In 2015, San Clemente native Griffin Colapinto finished the Qualifying Series ranked No. 147. In 2016, his first full year of trying to qualify, he jumped to No. 32, After a solid Hawaiian campaign. Yet, as solid as it was, he was still 20 spots removed from the traditional qualifying cutoff line to join the elite ranks of the Championship Tour.
During the 2016 Triple Crown, his 9.93 during a Round Three heat at the 2016 Hawaiian Pro was his coming-out party. It was a ridiculous, last-minute Hail Mary aerial that served as an incremental improvement on Dane Reynold's "turn heard 'round the world" at the same venue back in 2012. A few weeks later, in early 2017, he took home the runner's-up trophy to Ethan Ewing at the Junior World Championships, then capped off that achievement with a 3rd at the Volcom Pipe Pro.
And the hits just kept on coming. On the North Shore this winter, Colapinto exploded like a supernova. Buoyed by a 5th in Portugal just weeks before arriving in Hawaii, he went on the competitive roll of his career. Second at the Hawaiian Pro, followed by 4th at the Vans World Cup (he failed to qualify for the right to surf in the third jewel, the Billabong Pipe Masters), he earned enough points to win the Vans Triple Crown of Surfing -- pro surfing's second-most coveted title next to a World Championship.

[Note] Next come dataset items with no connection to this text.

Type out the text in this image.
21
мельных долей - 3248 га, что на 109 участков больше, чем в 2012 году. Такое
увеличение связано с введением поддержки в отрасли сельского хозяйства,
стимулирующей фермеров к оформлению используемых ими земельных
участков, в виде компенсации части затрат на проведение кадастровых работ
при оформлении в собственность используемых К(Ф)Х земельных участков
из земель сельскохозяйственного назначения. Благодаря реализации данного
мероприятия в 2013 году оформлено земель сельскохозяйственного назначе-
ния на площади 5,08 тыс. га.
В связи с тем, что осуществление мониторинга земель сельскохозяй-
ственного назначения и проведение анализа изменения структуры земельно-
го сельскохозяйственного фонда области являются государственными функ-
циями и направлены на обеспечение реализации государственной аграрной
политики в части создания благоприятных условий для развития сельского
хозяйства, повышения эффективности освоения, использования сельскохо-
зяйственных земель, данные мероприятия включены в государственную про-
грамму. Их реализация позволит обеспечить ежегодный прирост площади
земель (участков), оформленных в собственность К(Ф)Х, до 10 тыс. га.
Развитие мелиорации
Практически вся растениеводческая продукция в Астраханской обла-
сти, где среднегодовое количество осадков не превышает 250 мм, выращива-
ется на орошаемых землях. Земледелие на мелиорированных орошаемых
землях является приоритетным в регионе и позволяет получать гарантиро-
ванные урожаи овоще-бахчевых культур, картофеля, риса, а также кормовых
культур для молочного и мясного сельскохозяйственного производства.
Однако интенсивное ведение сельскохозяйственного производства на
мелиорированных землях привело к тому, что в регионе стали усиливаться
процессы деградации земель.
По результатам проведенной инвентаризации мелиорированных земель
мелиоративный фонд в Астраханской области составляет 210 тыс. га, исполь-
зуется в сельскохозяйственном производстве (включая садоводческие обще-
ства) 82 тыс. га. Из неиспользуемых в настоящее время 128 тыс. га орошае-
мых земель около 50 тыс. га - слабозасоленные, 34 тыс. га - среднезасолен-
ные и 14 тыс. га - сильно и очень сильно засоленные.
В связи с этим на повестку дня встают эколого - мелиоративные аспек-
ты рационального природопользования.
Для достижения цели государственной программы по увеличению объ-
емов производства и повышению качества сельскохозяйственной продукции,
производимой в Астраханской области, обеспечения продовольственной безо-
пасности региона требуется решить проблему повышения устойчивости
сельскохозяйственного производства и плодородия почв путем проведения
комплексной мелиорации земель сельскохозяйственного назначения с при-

In a blink of an eye, Colapinto's the first Californian in history to win the Triple Crown and stand alone atop the 2017 QS rankings.
Yet there was a method behind the apparent meteoric rise from regional phenom to bonafide star. The thing is, it was always in the plan. "We committed to this path when I was 15," said Colapinto, "and the goal by the time I turned 19 was to be qualified [for the CT]. I nailed my goals at Haleiwa. I'm so proud of that, it's a lot to process."
"We" is his family -- Mom, Dad, little brother Crosby and his primary sponsor, Billabong. His father is a beloved middle school teacher who runs a surf camp in San Clemente during the summer months at a beach called Poche (the camp was one of many shuttered this year due to an unusual spike in shark encounters plaguing south Orange County). "I'd just go down there and run around on my boogie board, play games," he recalled. "That's why it became so fun for me, because I was never really forced into anything, I just liked it so much on my own. It was good."
Any story about his breakout year, however, would be incomplete without mentioning the impact of two individuals in particular -- World No. 7 Kolohe Andino, another San Clemente star, and coach Jake Paterson.
After a short, yet successful, time inside Glenn "Micro" Hall's camp two seasons ago, it was a competitive crisis that compelled Colapinto to jump all-in with Paterson. A former CT standout, Paterson's had great results with the Quiksilver young guns team, including Kanoa Igarashi, Zeke Lau and Leonardo Fioravanti.
"I had like five events in a row where I lost first round, so I messaged Snake saying, 'I need your help right now, I'll do whatever it takes, anything,'" Colapinto explained. "From there I went to Brazil with him and before the contest he was helping me and I listened to everything he said, did everything he said. I didn't care because I knew my strategy wasn't working."
Prior to working with the Australian, Colapinto's heat tactics were to rely on his talent alone to get him through. "My strategy was just to go out and hope for the best, basically," he said. "I thought, 'Maybe I'm good enough to just make it through,' you know? But Snake worked with me on what to do during heats and I just did everything he said and I ended up getting some of the best results I've had. So yeah, that was crucial, I think."
Ultimately, Paterson was able to take the young Californian's vast potential and turn it into successful achievement. "Obviously Kanoa and Leo are doing so good with him and I like the way he works with his guys and he runs a lot of heats and stuff, it's just really fun," Colapinto continued. "So yeah, he's a good person to work with. I know he's really serious and competitive and stuff, but he also seems to enjoy the guys having fun. Jake always says that you have to enjoy it if you want to do well, and not be too stressed about anything, just be happy with it."
Andino's influence has been more subtle, but the wisdom gleaned from a local legend and mentor can't be underestimated. "Kolohe is definitely an older brother to me now, after traveling with him and surfing all around San Clemente with him," he said. "He and his dad [Dino] have always helped me a lot, and in Hawaii he let me stay with him, so yeah, they've taken me under their wing."
Getting to witness Andino struggle on the Championship Tour in 2015 was also enlightening for the 2018 CT Rookie. "It was interesting to see his process because I think in '15 he was having a bit of a shocker, like pretty bummed, he ended up having to re-qualify through the QS," said Colapinto.
"And then he started training really hard during the off season and I think he just worked on a lot of things mentally and physically. It was really cool to see the difference last year, like he ended up getting No. 4 in the world. It just shows that the hard work pays off every time."